What you want, here’s a fun little benchmark that I like to keep in mind is when you are in a meeting with someone who isn’t a Christian, maybe it’s a work meeting or just a casual chat with a friend who isn’t a Christian. What you want is that reflex feeling of closing the meeting in prayer but then realising that’s not what you do in this kind of meeting. I had a meeting with another local organisation late last year and at the end I stopped myself on the “well, great to chat and do some planning, let’s p..!” I stopped myself on the “p” of “let’s pray” and had to change it to let’s go and do those things we talked about. But I realised that’s good, it meant I’d been in so many conversations that ended with “let’s pray” that it was now a habit, it’s a good habit to instinctively go to God in prayer
Sometimes I do this well and a solid habit of prayer and heart instinct for prayer is there.

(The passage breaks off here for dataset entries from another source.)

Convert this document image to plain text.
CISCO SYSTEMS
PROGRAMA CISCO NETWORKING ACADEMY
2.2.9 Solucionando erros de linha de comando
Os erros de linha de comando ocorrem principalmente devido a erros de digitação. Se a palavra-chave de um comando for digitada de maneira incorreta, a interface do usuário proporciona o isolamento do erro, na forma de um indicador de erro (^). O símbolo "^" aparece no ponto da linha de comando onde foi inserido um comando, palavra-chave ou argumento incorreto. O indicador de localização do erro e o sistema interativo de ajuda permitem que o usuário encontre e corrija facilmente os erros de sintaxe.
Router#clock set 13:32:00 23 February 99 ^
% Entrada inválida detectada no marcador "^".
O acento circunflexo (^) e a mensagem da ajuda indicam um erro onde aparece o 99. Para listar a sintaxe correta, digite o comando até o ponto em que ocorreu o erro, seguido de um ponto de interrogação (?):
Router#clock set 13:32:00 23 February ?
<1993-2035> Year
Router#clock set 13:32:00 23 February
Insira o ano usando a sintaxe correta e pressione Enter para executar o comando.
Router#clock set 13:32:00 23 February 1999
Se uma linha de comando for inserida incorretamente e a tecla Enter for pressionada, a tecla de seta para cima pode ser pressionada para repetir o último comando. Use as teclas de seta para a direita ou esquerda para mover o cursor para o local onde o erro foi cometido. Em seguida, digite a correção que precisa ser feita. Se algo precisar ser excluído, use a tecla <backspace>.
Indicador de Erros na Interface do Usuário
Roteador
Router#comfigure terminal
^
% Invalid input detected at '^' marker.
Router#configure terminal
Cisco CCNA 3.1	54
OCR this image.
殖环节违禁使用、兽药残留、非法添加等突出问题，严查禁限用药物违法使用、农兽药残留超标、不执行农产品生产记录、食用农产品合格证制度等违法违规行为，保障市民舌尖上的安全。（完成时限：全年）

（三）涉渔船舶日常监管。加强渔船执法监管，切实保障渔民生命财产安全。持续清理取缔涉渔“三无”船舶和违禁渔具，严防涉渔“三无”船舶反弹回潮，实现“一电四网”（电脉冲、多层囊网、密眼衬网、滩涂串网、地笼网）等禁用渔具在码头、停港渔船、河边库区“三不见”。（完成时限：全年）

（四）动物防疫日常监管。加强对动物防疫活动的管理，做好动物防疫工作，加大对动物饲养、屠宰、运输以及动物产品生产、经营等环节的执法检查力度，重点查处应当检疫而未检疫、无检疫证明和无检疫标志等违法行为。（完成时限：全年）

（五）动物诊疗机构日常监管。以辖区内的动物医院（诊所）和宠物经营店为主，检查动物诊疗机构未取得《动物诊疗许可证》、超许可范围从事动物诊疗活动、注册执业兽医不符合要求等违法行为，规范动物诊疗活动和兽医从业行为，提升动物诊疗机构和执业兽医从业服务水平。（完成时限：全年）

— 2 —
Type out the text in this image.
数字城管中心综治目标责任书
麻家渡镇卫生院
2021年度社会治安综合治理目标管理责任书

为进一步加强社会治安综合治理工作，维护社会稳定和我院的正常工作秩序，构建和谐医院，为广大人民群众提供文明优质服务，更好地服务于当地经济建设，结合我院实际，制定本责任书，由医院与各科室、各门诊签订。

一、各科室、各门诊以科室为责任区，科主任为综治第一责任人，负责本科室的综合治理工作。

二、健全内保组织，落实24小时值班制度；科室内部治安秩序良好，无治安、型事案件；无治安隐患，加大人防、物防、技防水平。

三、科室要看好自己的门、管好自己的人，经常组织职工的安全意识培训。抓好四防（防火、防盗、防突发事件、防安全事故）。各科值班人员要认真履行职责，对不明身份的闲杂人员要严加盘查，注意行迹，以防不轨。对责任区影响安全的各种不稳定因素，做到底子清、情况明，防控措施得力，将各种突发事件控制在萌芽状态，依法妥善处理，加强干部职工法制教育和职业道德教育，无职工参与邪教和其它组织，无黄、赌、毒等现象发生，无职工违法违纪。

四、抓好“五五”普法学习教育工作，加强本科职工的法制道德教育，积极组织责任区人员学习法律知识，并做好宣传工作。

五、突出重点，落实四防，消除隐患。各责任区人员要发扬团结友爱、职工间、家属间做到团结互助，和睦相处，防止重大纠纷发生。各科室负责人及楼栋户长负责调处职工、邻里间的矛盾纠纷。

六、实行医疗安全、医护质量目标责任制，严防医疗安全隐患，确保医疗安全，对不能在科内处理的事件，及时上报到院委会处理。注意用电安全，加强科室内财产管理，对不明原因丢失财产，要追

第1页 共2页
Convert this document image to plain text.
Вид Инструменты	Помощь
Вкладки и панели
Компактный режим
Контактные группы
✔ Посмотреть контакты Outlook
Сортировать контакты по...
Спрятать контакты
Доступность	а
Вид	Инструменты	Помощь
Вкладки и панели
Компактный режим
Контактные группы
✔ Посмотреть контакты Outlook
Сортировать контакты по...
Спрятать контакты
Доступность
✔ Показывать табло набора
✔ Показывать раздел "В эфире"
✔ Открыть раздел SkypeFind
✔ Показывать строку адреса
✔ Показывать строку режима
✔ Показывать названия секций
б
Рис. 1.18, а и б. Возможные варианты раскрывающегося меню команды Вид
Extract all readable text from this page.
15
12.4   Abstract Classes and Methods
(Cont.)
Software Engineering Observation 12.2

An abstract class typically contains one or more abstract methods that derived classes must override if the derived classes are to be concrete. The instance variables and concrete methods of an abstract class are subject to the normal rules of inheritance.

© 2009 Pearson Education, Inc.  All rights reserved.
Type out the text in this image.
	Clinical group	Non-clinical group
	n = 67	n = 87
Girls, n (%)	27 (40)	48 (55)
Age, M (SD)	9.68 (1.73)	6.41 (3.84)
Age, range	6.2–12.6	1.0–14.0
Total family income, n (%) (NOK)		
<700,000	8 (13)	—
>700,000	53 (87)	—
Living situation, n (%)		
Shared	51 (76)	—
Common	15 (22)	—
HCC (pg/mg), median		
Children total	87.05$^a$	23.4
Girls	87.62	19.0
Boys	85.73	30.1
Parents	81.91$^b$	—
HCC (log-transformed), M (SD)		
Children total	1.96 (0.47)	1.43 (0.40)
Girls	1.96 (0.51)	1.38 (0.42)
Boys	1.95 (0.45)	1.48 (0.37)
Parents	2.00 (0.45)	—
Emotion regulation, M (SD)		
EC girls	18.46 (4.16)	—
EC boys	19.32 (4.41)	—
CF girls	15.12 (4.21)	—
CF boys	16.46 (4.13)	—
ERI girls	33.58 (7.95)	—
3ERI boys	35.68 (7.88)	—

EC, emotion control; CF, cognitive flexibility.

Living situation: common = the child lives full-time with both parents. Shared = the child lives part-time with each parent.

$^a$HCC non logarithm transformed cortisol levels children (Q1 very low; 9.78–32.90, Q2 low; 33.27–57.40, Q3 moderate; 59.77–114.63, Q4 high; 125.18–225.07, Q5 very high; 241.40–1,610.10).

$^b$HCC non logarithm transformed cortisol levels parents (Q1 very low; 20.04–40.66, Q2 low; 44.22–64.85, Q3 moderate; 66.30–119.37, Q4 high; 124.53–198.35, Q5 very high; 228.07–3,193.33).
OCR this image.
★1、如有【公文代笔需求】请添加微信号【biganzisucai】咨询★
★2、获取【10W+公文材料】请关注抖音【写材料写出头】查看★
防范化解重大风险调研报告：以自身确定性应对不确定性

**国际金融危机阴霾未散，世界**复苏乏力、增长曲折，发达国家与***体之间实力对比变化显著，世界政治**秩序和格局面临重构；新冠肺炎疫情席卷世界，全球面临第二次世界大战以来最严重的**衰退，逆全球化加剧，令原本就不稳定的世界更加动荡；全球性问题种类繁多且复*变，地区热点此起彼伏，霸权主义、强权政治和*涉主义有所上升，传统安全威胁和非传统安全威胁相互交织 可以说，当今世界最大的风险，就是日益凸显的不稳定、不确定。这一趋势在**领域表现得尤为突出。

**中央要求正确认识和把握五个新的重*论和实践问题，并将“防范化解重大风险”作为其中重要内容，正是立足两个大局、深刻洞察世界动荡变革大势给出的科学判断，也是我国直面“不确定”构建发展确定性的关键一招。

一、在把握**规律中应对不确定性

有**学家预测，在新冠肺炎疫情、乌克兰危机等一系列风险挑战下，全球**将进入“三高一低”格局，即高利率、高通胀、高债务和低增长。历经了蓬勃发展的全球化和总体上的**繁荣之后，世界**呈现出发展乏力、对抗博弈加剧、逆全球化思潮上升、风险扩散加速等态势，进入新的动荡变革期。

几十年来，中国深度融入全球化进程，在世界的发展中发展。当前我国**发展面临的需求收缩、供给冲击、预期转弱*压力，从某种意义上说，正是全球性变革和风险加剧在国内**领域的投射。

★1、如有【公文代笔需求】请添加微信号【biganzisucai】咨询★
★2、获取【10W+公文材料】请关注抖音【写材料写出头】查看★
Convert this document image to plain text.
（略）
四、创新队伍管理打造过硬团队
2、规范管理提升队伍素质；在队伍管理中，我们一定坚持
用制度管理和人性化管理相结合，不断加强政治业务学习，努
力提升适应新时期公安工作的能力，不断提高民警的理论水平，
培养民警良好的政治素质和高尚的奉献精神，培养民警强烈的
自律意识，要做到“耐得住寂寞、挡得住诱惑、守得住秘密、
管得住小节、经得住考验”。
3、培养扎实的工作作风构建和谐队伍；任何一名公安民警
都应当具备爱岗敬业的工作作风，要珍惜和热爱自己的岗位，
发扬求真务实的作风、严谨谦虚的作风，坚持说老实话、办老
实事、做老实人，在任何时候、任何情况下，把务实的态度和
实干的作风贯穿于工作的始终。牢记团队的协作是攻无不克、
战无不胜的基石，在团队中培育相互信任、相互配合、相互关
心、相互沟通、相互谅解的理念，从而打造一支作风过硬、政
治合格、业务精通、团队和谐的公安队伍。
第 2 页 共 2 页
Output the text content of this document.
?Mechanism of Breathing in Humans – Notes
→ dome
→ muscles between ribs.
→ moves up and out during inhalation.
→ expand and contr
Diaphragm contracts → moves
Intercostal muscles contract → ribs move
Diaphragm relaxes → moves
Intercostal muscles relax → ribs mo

Sometimes not, I come away from a conversation and five minutes later realising I’d completely forgotten to actually pray with the person, not just pray afterwards for them on my own.
The practice of prayer chats is to shift from, “hey mate, I’ll pray FOR you” and to shift into “hey mate, let’s pray now”
Bonhoeffer on community
“A Christian fellowship lives and exists by the intercession of its members for one another, or it collapses. I can no longer condemn or hate a brother for whom I pray, no matter how much trouble he causes me. His face, that hitherto may have been strange and intolerable to me, is transformed in intercession into the countenance of a brother for whom Christ died, the face of a forgiven sinner.”
― Dietrich Bonhoeffer, Life Together: The Classic Exploration of Christian Community
Prayer chats, and prayer in general when we pray for other members then the St Hil’s community lives and continues on, we overlook the annoyance and trouble we cause each other, we overlook reasons for division because we are united in Christ in prayer.